The biggest unknown is where the fatal shot was fired. Elder said a bullet could travel a mile or more, depending on various factors such as wind speed and direction. Elder also said while it is assumed the shooter fired into the air, the angle of the gun is essential.
"Was that angle, 90-degrees, was it 45-degrees, was it 20-degrees; that's all going to affect the distance that round would have potentially traveled," Elder said.
A slug was recovered from Ashford's neck, according to officials with the Harris County Medical Examiner's Office. Elder said the bullet slug can tell investigators the caliber of the weapon. However, Sheriff's officials don't want to release that information at this time.

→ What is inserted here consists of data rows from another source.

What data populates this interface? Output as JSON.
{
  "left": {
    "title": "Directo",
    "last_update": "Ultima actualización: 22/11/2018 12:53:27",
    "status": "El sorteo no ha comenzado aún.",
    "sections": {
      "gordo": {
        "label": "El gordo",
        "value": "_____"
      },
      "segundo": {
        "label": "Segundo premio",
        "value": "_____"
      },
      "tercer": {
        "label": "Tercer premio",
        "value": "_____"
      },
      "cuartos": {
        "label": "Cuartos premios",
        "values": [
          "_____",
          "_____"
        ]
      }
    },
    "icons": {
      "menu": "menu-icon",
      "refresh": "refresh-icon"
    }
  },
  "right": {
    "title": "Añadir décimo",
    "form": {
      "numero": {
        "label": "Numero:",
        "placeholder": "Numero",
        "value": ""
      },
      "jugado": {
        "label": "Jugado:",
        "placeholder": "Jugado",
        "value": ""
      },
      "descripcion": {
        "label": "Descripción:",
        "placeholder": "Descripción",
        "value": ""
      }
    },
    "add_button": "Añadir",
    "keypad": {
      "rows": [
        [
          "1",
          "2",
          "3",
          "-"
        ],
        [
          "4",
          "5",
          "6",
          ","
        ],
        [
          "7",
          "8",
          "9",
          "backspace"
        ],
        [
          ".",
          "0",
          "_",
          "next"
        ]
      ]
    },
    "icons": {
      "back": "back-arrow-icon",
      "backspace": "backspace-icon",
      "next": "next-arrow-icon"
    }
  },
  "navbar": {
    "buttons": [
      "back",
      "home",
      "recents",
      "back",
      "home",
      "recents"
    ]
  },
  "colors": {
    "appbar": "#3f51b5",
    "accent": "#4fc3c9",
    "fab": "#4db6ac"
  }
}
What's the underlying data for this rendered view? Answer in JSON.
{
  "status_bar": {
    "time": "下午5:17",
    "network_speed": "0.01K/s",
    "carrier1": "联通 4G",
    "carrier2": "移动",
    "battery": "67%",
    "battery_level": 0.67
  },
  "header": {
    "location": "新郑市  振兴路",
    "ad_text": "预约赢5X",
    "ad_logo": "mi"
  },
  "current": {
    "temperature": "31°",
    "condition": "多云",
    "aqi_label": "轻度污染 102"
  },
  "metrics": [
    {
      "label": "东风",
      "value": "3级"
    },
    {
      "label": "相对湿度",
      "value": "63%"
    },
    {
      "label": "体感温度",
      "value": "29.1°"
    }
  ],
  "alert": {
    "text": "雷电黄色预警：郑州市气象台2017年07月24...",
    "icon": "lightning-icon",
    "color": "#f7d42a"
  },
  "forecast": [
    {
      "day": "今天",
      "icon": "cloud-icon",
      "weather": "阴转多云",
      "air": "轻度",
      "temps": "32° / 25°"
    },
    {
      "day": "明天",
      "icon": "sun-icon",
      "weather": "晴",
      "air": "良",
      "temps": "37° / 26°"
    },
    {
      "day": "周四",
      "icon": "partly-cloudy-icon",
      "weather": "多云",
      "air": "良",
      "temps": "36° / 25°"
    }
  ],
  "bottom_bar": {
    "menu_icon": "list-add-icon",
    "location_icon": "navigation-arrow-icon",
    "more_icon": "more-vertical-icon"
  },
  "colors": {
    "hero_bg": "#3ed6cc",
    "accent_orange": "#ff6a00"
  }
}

Sherriff's officials reported receiving 150 calls about gunfire before midnight on New Year's Eve and another 145 calls after midnight. Precinct 4 Constable Mark Herman said his office received about a dozen of these calls. However, none of these calls was close to Ashford's neighborhood.
"As in many other investigations, eyewitnesses usually hold that one key," said Elder.
Elder said even if witnesses help pinpoint the location, the fatal shot was fired; investigators still have to find the gun and then put that gun in someone's hand. Elder also said the person who fired the fatal shot may have no idea they killed someone.
Victim's rights advocates are using Ashford's death and the wounding of another man in Houston as a rallying cry for new legislation.
"You actually need a code, a statute to address the issue itself of celebratory gunfire," said Houston Crimestopper's Andy Kahan.
Kahan said while there are laws on the books to address this type of behavior, warnings about celebratory gunfire go unheeded every year.
"Some people believe it's some form of entertainment or some rite of passage. I think perhaps some people don't actually believe it's a crime," said Kahan.
Kahan also wants a law where it is an automatic felony if someone is seriously hurt or killed by celebratory gunfire. State Rep. Armando Martinez, D-Weslaco, twice filed such a bill, but both measures failed. Martinez filed his bills after he was injured by celebratory gunfire.